The "top" command can monitor system performance, identify resource-intensive processes, and diagnose performance issues. To exit the top, press the Q key.

Disk Usage Management in Linux

Disk usage management is another critical aspect of system administration in Linux. Proper disk usage management ensures enough space on the system for storing data and running applications. The following are some tips for managing disk usage in Linux.

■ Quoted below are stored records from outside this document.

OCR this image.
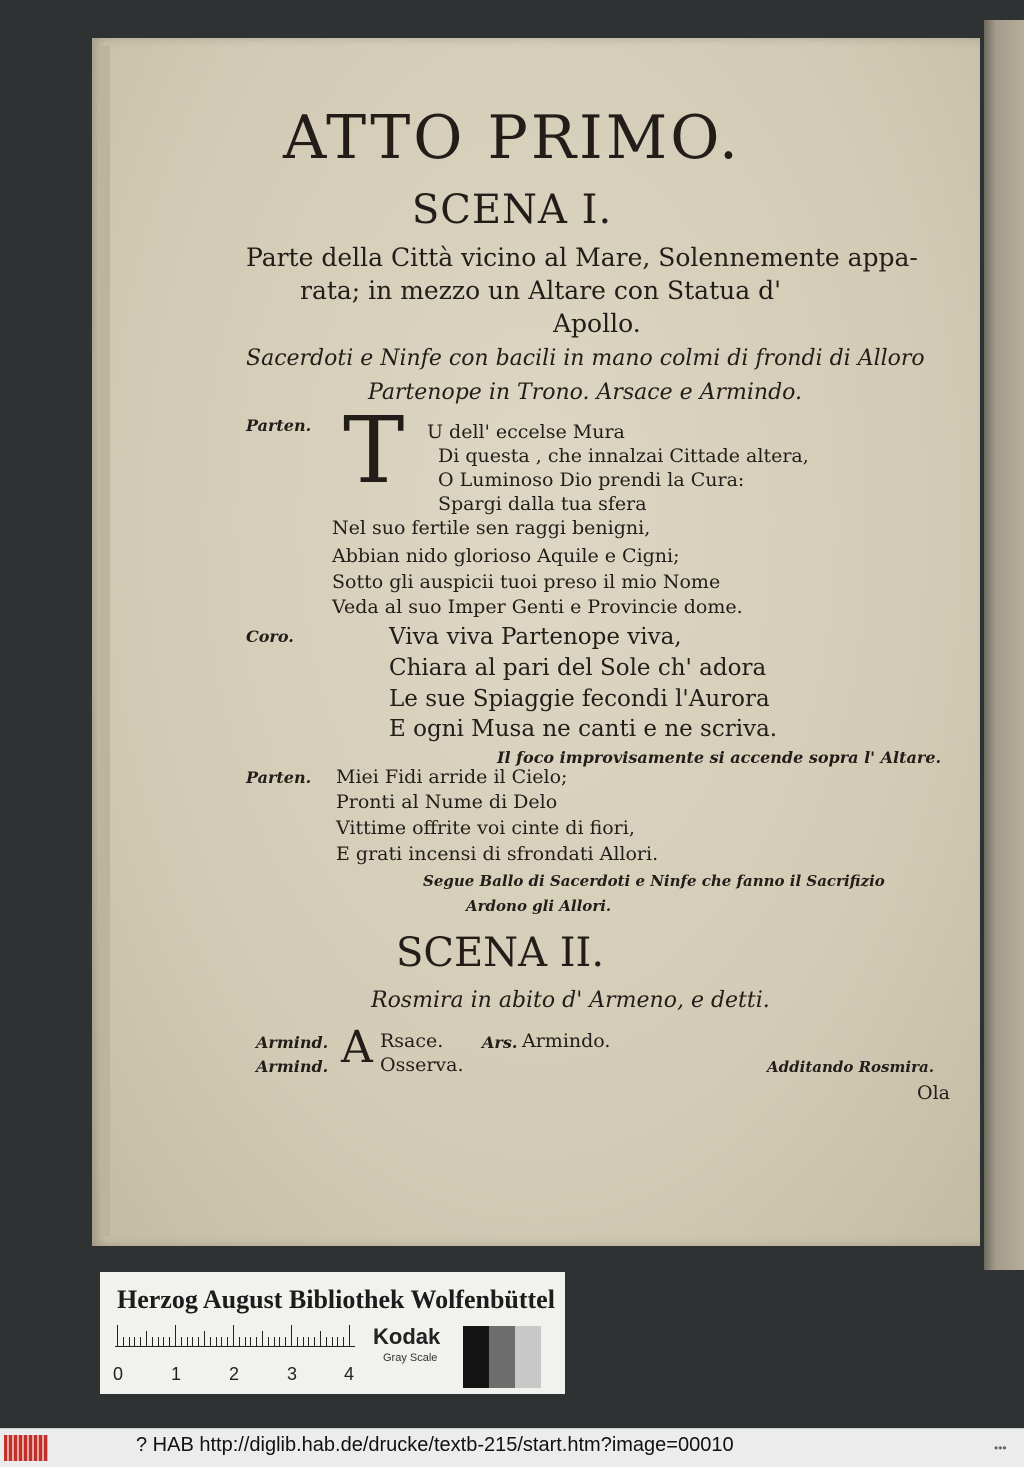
ATTO PRIMO.
SCENA I.
Parte della Città vicino al Mare, Solennemente appa-
rata; in mezzo un Altare con Statua d'
Apollo.
Sacerdoti e Ninfe con bacili in mano colmi di frondi di Alloro
Partenope in Trono. Arsace e Armindo.
Parten. T U dell' eccelse Mura
Di questa , che innalzai Cittade altera,
O Luminoso Dio prendi la Cura:
Spargi dalla tua sfera
Nel suo fertile sen raggi benigni,
Abbian nido glorioso Aquile e Cigni;
Sotto gli auspicii tuoi preso il mio Nome
Veda al suo Imper Genti e Provincie dome.
Coro.	Viva viva Partenope viva,
Chiara al pari del Sole ch' adora
Le sue Spiaggie fecondi l'Aurora
E ogni Musa ne canti e ne scriva.
Il foco improvisamente si accende sopra l' Altare.
Parten. Miei Fidi arride il Cielo;
Pronti al Nume di Delo
Vittime offrite voi cinte di fiori,
E grati incensi di sfrondati Allori.
Segue Ballo di Sacerdoti e Ninfe che fanno il Sacrifizio
Ardono gli Allori.
SCENA II.
Rosmira in abito d' Armeno, e detti.
Armind.
Armind. A Rsace. Ars. Armindo.
Osserva.	Additando Rosmira.
Ola
Herzog August Bibliothek Wolfenbüttel
0	1	2	3	4
Kodak
Gray Scale
? HAB http://diglib.hab.de/drucke/textb-215/start.htm?image=00010	•••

Monitor Disk Usage Regularly

It is important to monitor disk usage regularly to ensure enough space is available on the system. You can use tools such as df, du, and ncdu to monitor disk usage.

Remove Unnecessary Files

Removing unnecessary files is an effective way to free up disk space. You can use the rm command to remove no longer needed files.

Compress Files

Compressing files is another effective way to free up disk space. You can use tools such as gzip and tar to compress files.

Use a Disk Quota System

A disk quota system is a good way to manage disk usage and prevent users from using too much disk space. The disk quota system allows you to limit the amount of disk space users can use.

Use a File System with Built-in Compression

A file system with built-in compression is another effective way to save disk space. File systems such as ZFS and Btrfs support built-in compression, which can save a significant amount of disk space.

Use a Separate Partition for User Data

A separate partition for user data is a good way to isolate user data from system files. It makes managing disk usage easier and prevents users from using too much disk space.

Use a Disk Space Analyzer Tool

Using a disk space analyzer tool is a good way to identify files and directories using too much disk space. Tools such as Baobab and KDirStat provide a graphical representation of disk usage, which can be very useful for identifying large files and directories.